If you’re considering seeking treatment for a trauma, you may want to understand common assessment and remedial techniques used by psychologists to help.
To gain a better idea of your situation, your psychologist or therapist would first conduct an initial assessment. They use a variety of techniques like intelligent questioning and active listening, both of which are designed to paint a clear picture of your inner turmoil. This will help your psychologist piece together an appropriate treatment plan.
Some parts of an assessment may be conducted formally, such as asking specific questions, taking notes, and asking to rate yourself on different scales. Other parts may be more informal, such as a free flowing conversation with your therapist.
Assessments won’t just happen during your first appointment. Your therapist will continuously observe how you’re doing and determine if any changes with your treatment plan are needed.
Counseling encompasses the process of facilitating the personal and interpersonal functioning of a person across his lifetime. Therapy often takes the form conversations where topics such as emotional, social, health, and vocational concerns are discussed. Your therapist may suggest methods of coping, as well as alternate ways of thinking and processing information.
While helping you recover from trauma, your therapist will determine if an issue needs to be discussed, and when it’s not appropriate to do so. The important thing about counseling as a technique is that each individual is encouraged to go at their own pace, so never feel pressured to disclose information that you’re not comfortable to reveal.

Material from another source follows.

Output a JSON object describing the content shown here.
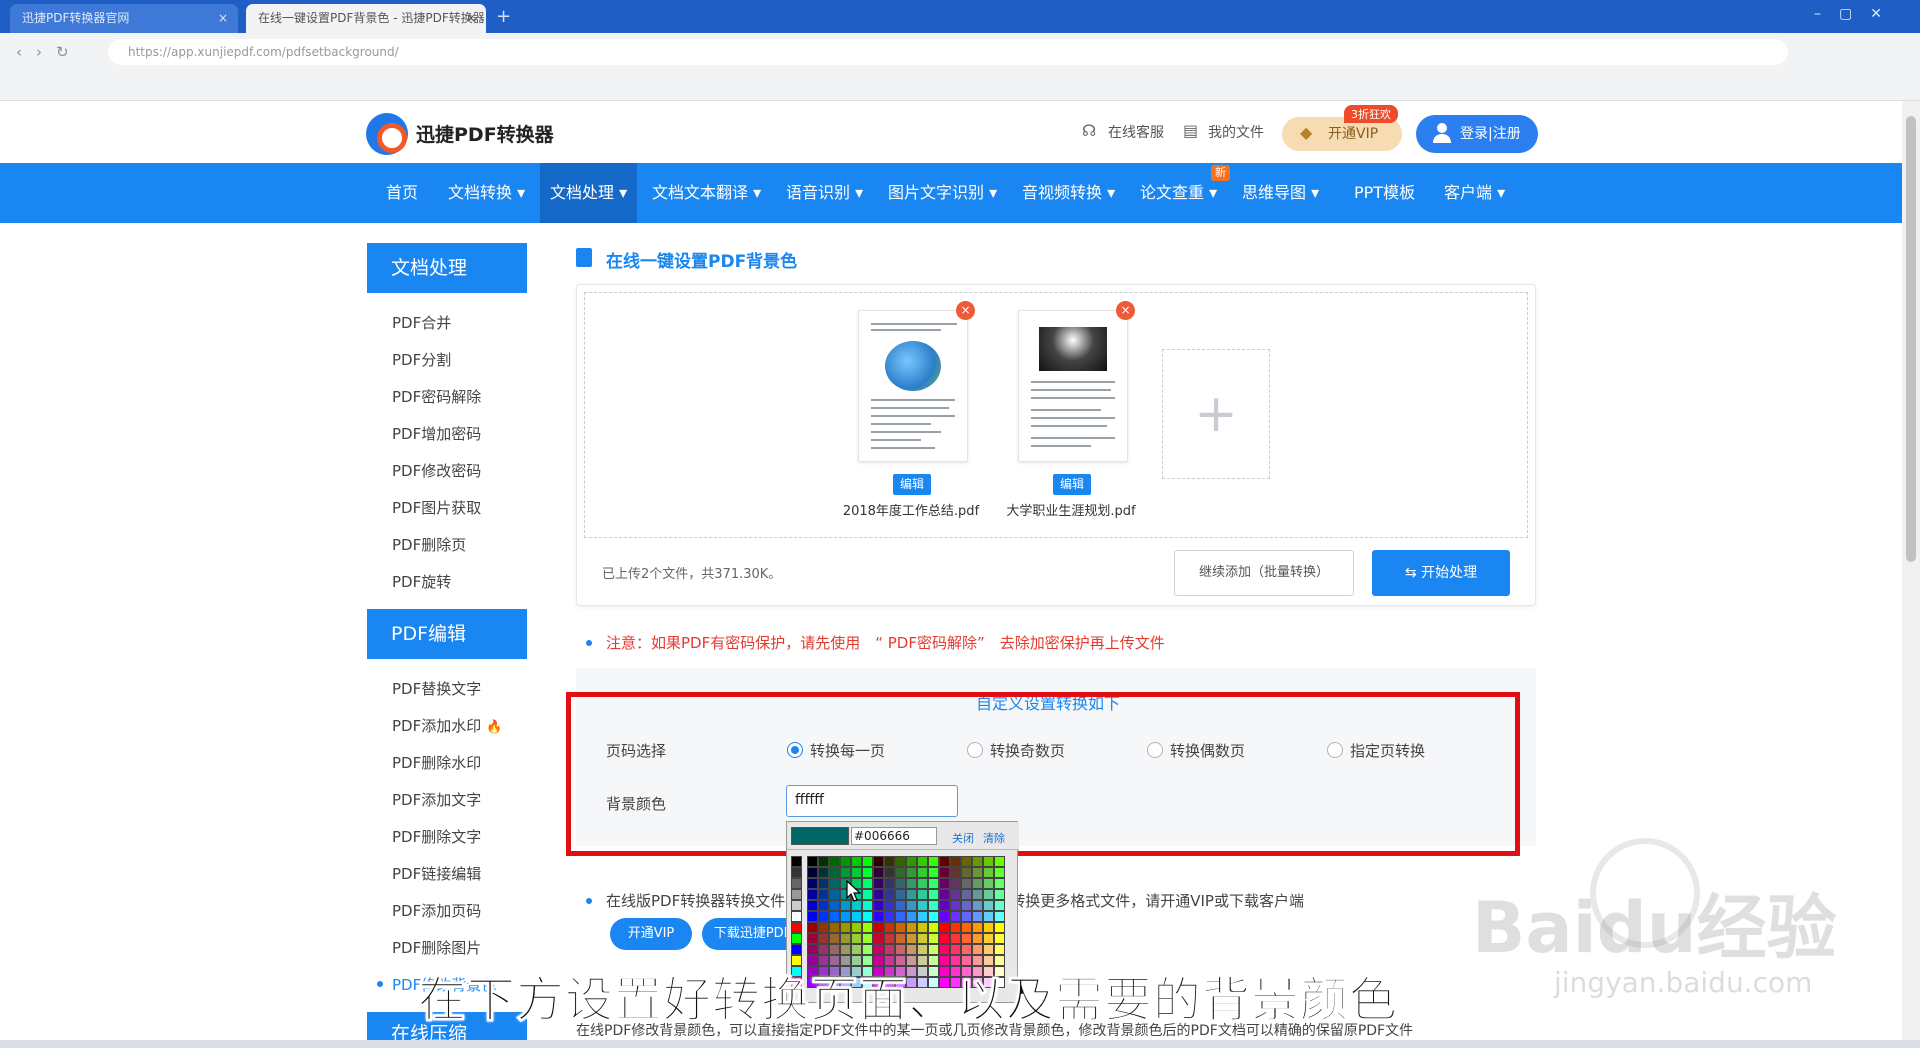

Different therapists use different approaches, and each of them use a variety of testing techniques.
The cognitive behavioral approach, for instance, is an important method of identifying poor patterns of behavior. Your therapist will help you identify negative patterns of behavior, such as outbursts or harming actions, and then discuss with you the thoughts that precede them.
It is believed that people’s feelings automatically affect the poor actions they make, and that this pattern can be broken with effective treatments. Your therapist may ask you to record instances of negative thoughts and behaviors happening at home, as well as to rate your feelings and emotions on different scales.
At the end of the day, your psychologist is here to guide you during this difficult time. Through these techniques, you’ll gradually find yourself triumphantly overcoming a traumatic event.